The village itself is very quaint but unfortunately has been tainted by tourism. It's filled with cheap guesthouses and cheap dhabas (food stalls). I tired of the town quickly and kept moving uphill. Eventually, I reached the backside of Vashisht and as I walked through the maze of backstreets, I began to get the "What are you doing all the way back here?" looks from the residents. I ended up on a woodland trail and on a whim, decided to see where it led. I found a babbling brook and followed it up about 1.5 km, above all the houses and steppe farms. I sat there for an hour on a small stone slab that had been made into a crossing over the brook but hadn't been walked on in years, judging by the plant growth. I had an amazing feeling of freedom sitting there by myself. I could follow whichever path my mind fancied, and this far away from the town, there wasn't anyone to harass me to buy Kullu shawls - hell there wasn't anyone period. But I wasn't lonely - not in the least. Just peaceful. Feeling thirsty, I dipped my hands into the cold water for a drink. It was crystal clear moutain water. Cold and tasteless - pure snowmelt - just like water should be. I emptied my bottle of mineral water and filled up with the good stuff. This water was so delicious I was willing to pay whatever gastrointestinal price necessary to enjoy it. I suspected though, that there wouldn't be any.

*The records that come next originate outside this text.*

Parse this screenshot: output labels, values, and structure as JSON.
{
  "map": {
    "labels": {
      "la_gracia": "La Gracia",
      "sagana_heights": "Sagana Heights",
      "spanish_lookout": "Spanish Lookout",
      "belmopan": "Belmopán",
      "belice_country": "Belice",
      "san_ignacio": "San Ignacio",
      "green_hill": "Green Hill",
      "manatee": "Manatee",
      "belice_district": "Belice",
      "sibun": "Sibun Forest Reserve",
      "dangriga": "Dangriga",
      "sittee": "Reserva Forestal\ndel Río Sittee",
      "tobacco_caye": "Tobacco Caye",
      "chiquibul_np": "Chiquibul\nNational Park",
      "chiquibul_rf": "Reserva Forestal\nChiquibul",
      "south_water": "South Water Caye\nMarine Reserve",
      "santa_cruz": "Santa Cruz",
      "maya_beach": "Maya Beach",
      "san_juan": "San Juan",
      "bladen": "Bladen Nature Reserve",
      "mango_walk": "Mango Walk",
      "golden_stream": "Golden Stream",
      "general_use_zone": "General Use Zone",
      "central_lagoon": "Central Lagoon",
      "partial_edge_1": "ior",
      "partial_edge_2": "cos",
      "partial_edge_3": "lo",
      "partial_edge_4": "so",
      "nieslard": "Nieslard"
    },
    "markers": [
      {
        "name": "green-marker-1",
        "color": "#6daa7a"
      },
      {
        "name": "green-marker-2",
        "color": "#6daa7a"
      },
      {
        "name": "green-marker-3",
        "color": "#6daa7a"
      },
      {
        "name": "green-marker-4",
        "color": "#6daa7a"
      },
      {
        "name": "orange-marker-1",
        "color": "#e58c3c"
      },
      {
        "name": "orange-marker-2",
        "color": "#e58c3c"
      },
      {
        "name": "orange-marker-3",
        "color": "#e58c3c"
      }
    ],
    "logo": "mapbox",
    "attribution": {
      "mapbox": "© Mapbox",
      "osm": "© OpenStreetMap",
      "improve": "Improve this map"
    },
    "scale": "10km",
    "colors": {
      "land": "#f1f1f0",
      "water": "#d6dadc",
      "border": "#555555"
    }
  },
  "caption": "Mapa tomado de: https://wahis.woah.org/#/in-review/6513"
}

As I trekked back downhill alongside the brook, I came across the first signs of civilization again - a trashheap dumped down into the brook gully. I'm guessing the water there charges a GI fee. It makes me sad that even the most beautiful parts of India are trashed by the locals themselves.

It makes me wonder. India needs the economic boon that tourism can give, but I am not entirely certain this country is ready for a tourist rush. The cheat-first-ask-questions-later attitude of the touts, rickshawwallas and the wannabe-priests combined with the dump-your-trash-wherever attitude of just about everyone except the tourists makes India a place that needs a change of heart before it reaches for the wallets of tourists. Otherwise they will come in droves once, and never come back. In all fairness, every country has this problem, but the economic disparities in India make it so in-your-face here that one has to make an effort to see the amazing beauty and rich culture that lays beneath it.

As I walked back through the town I stopped to eat at Chauhan's dhaba - and had one of the tastiest Malai Koftas EVER. Steaming hot. Perfectly spiced. Scrumptious. And filling. I then went for darshan in the town center's two temples, one dedicated to Rama and one to Vashisht Muni himself. The murtis in Rama's mandir are more classical, but the Vashisht murti is of the older stone-slab-relief design. It's really interesting to see the merging to philosophical lines of thought in practice in India. In Rama's mandir, the main sanctum has Rama, Lakshman, and Sita, but Hanuman is outside alongside a shivaling. Philosophically, the Vaishnavite tradition which includes Hanuman is very different than the Shaivite tradition - the Shankaracharyas and the Gurus will debate that to no end. My guess is that to the lay person, they are all just God. If they can't read the road signs, what can be said of the scriptures?

More on the practice of Hinduism in India later. Vashisht got boring by 4 PM and I turned in early back to Manali. I walked alot. Like 10 Km a day. Why is my potbelly still there?